(Bloomberg) -- Treasuries look overbought as a global bond rally pushes yields to multi-year lows, according to Scott Minerd, chief investment officer of Guggenheim Partners.
“Our indicators are showing things are getting really overbought and that this vicious spike down in yields we have had is likely to be reversed in the near-term,” Minerd said in a Bloomberg Television interview Monday.
Benchmark 10-year yields briefly dropped below 2.06% on Monday to touch the lowest level since September 2017, while 2-year yields fell as low as 1.81%. Fed funds futures show traders expect the U.S. central bank to cut its target rate by more than half a percentage point this year.
A bet on a steepening yield curve would likely be the “most productive trade on rates” should the Fed ease policy, Minerd said.
The yield on 10-year notes on Monday fell to as much as 28 basis points below three-month rates, the most since 2007. An inversion of these rates has historically proven a strong signal of looming recession.
Other comments:
- Guggenheim models “continue to point to a recession in the first half of next year,” Minerd said.
- Speaking about remarks made Monday by the head of the St.
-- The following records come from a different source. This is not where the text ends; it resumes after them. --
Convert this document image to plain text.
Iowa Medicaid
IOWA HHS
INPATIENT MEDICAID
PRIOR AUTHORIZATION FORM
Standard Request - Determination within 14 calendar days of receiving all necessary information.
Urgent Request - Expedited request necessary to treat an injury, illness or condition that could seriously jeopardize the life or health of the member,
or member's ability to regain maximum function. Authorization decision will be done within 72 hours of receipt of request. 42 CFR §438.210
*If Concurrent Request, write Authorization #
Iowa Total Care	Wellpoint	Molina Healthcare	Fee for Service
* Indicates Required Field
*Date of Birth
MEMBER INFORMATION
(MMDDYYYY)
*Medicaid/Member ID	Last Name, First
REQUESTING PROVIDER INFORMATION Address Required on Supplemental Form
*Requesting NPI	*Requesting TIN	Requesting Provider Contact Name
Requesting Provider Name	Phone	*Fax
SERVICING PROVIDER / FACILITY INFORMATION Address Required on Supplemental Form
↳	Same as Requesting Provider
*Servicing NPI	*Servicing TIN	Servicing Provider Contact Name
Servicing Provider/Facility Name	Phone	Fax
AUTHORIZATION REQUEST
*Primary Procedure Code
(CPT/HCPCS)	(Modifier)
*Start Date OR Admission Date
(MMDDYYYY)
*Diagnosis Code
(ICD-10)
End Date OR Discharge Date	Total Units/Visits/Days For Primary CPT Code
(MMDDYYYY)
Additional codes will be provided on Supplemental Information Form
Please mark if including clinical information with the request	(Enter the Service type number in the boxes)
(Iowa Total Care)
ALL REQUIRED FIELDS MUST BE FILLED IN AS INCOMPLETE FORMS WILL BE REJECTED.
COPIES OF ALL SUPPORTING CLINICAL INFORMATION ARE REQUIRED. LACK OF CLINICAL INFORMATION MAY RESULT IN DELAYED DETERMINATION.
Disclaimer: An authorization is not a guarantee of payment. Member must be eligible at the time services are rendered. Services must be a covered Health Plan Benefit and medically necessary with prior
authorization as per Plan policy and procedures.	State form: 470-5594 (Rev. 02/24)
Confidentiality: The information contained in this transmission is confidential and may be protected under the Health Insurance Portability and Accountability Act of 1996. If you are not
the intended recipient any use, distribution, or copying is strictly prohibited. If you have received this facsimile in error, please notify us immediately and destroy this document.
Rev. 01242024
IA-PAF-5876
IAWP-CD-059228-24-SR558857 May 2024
Louis Fed, Minerd said that while James Bullard is known to be “a bit of a maverick,” the official’s expectations on a near-term rate cut “cannot be ruled out.”
- Two-year Treasury yields could fall to around 1.5% should the Fed cut interest rates by 75 basis points, according to Minerd.
- Longer-term prospects for stocks are “not that good,” the Guggenheim CIO said. Shares will be “meaningfully lower” by the end of summer, and will likely take out lows reached in December.